My guess is that they see it as an opportunity to try and upsell the non-paid postings with higher ranking and other bells and whistles. What I don't understand is if this is the strategy, then why is it taking so long to roll out? LinkedIn announced in May that they were also going to start aggregating "all the jobs" and on the last earnings call said that the aggregation is working and they now average over 3 million job postings. So LinkedIn put aggregation in place in about 6 months.....why is Monster taking so long?
So someone explain to me how and or why this is a good strategy?
First - why post (pay) on monster if they are going to scrape jobs for free? Especially the bigger companies - once they figure this out why pay? If you are craiglist or someone else that would be the pitch - give us $25 for your job - we'll get it posted on Monster as well.
Second - I think monster loses a lot by allow companies to post jobs but to apply they are taken to the company website and not Monster. Monster loses the resume, some may keep a resume on monster, which is where they make a lot of money by selling access to the resume database.
If the strategy has been in place for several quarters now (still ramping up) where is the revenue?
dude - i told you to buy and you could have made money but instead you flawed investing methodology lead your ego down the wrong path - the path losers always take and are doomed to repeat .
Your logic is sound. At least my rants are backed up with data that you and others chose to ignore.

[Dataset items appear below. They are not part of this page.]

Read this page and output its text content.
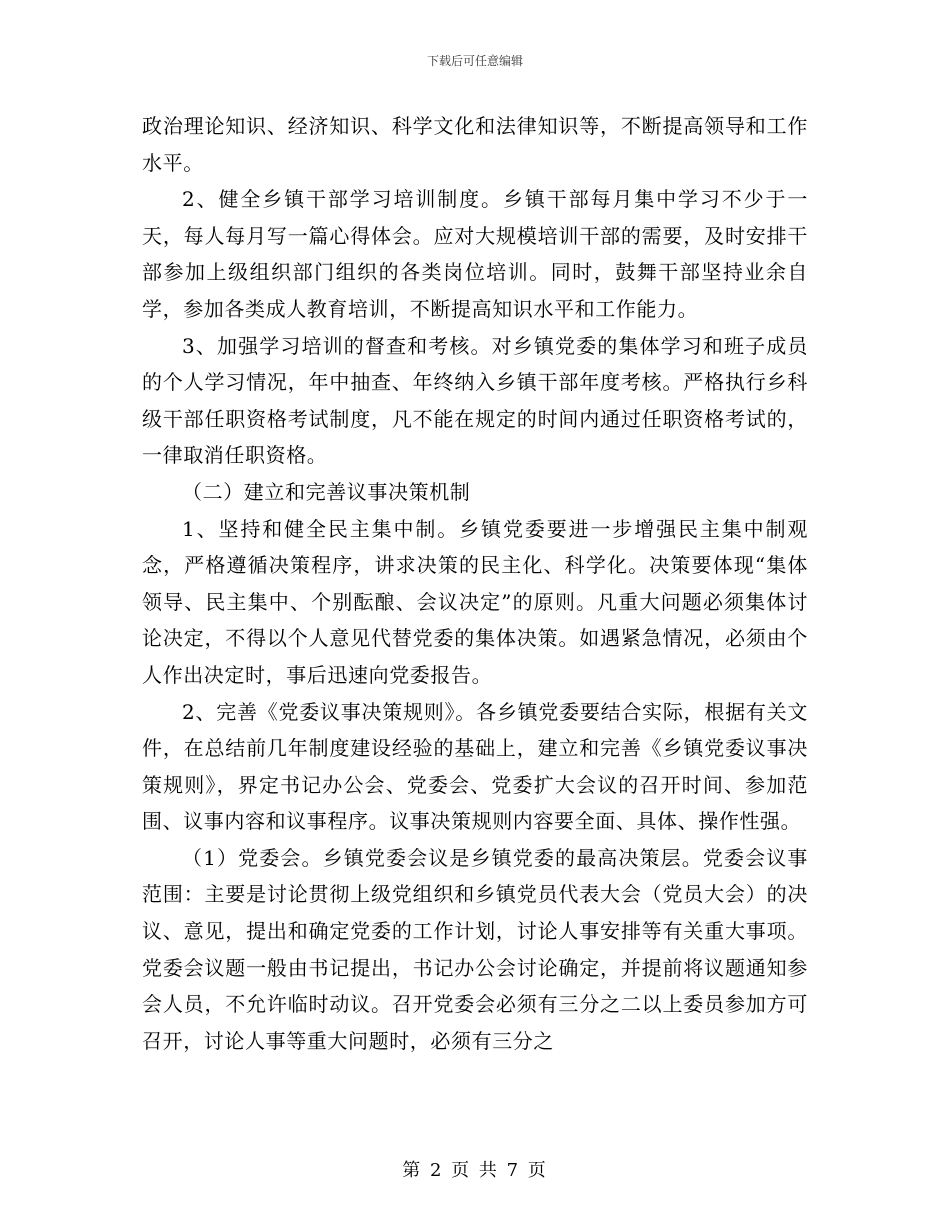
下载后可任意编辑

政治理论知识、经济知识、科学文化和法律知识等，不断提高领导和工作水平。

2、健全乡镇干部学习培训制度。乡镇干部每月集中学习不少于一天，每人每月写一篇心得体会。应对大规模培训干部的需要，及时安排干部参加上级组织部门组织的各类岗位培训。同时，鼓舞干部坚持业余自学，参加各类成人教育培训，不断提高知识水平和工作能力。

3、加强学习培训的督查和考核。对乡镇党委的集体学习和班子成员的个人学习情况，年中抽查、年终纳入乡镇干部年度考核。严格执行乡科级干部任职资格考试制度，凡不能在规定的时间内通过任职资格考试的，一律取消任职资格。

（二）建立和完善议事决策机制

1、坚持和健全民主集中制。乡镇党委要进一步增强民主集中制观念，严格遵循决策程序，讲求决策的民主化、科学化。决策要体现“集体领导、民主集中、个别酝酿、会议决定”的原则。凡重大问题必须集体讨论决定，不得以个人意见代替党委的集体决策。如遇紧急情况，必须由个人作出决定时，事后迅速向党委报告。

2、完善《党委议事决策规则》。各乡镇党委要结合实际，根据有关文件，在总结前几年制度建设经验的基础上，建立和完善《乡镇党委议事决策规则》，界定书记办公会、党委会、党委扩大会议的召开时间、参加范围、议事内容和议事程序。议事决策规则内容要全面、具体、操作性强。

（1）党委会。乡镇党委会议是乡镇党委的最高决策层。党委会议事范围：主要是讨论贯彻上级党组织和乡镇党员代表大会（党员大会）的决议、意见，提出和确定党委的工作计划，讨论人事安排等有关重大事项。党委会议题一般由书记提出，书记办公会讨论确定，并提前将议题通知参会人员，不允许临时动议。召开党委会必须有三分之二以上委员参加方可召开，讨论人事等重大问题时，必须有三分之

第 2 页 共 7 页
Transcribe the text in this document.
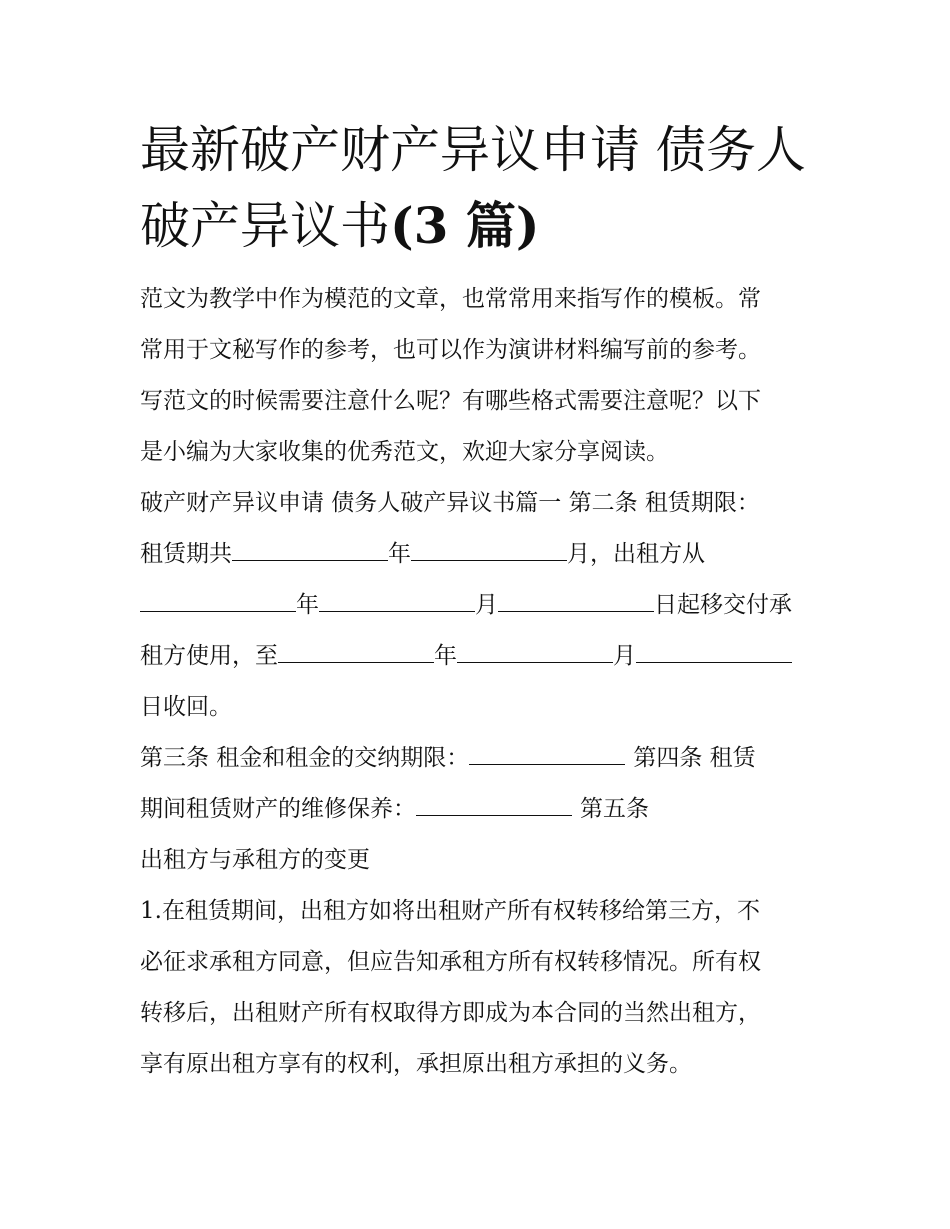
最新破产财产异议申请 债务人
破产异议书(3 篇)
范文为教学中作为模范的文章，也常常用来指写作的模板。常
常用于文秘写作的参考，也可以作为演讲材料编写前的参考。
写范文的时候需要注意什么呢？有哪些格式需要注意呢？以下
是小编为大家收集的优秀范文，欢迎大家分享阅读。
破产财产异议申请 债务人破产异议书篇一 第二条 租赁期限：
租赁期共	年	月，出租方从
年	月	日起移交付承
租方使用，至	年	月
日收回。
第三条 租金和租金的交纳期限：	第四条 租赁
期间租赁财产的维修保养：	第五条
出租方与承租方的变更
1.在租赁期间，出租方如将出租财产所有权转移给第三方，不
必征求承租方同意，但应告知承租方所有权转移情况。所有权
转移后，出租财产所有权取得方即成为本合同的当然出租方，
享有原出租方享有的权利，承担原出租方承担的义务。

The made up Adjusted EBITDA numbers they use were as follows....
In Q3 of 2014 the company forecast .00 to .04 and came in at .05 20% pop over the next few days.
In Q4 of 2014 the company forecast .04 to .08 and came in at .07 33% pop over the next few days.
By your logic last quarter should have been 50% or more of a pop.
THEY DID NOT MAKE MONEY. THE REAL GAAP NUMBER IS A LOSS OF $4.1M OR -$0.05 A SHARE.
That's why they bought 0 ZERO shares for the quarter even though the stock hit $3.41 a share.
They don't have any money left to do anything - they are going to keep cutting - hope is not a strategy but that's all they really have now.
AND Linkedin - glad you asked they grew revenue $196M YoY - or more than Monster did in the entire quarter. They likely would have done better if it weren't for the uncertain economic environment especially in Europe (they grew only 58% YoY in Europe/overseas versus 44% total growth.)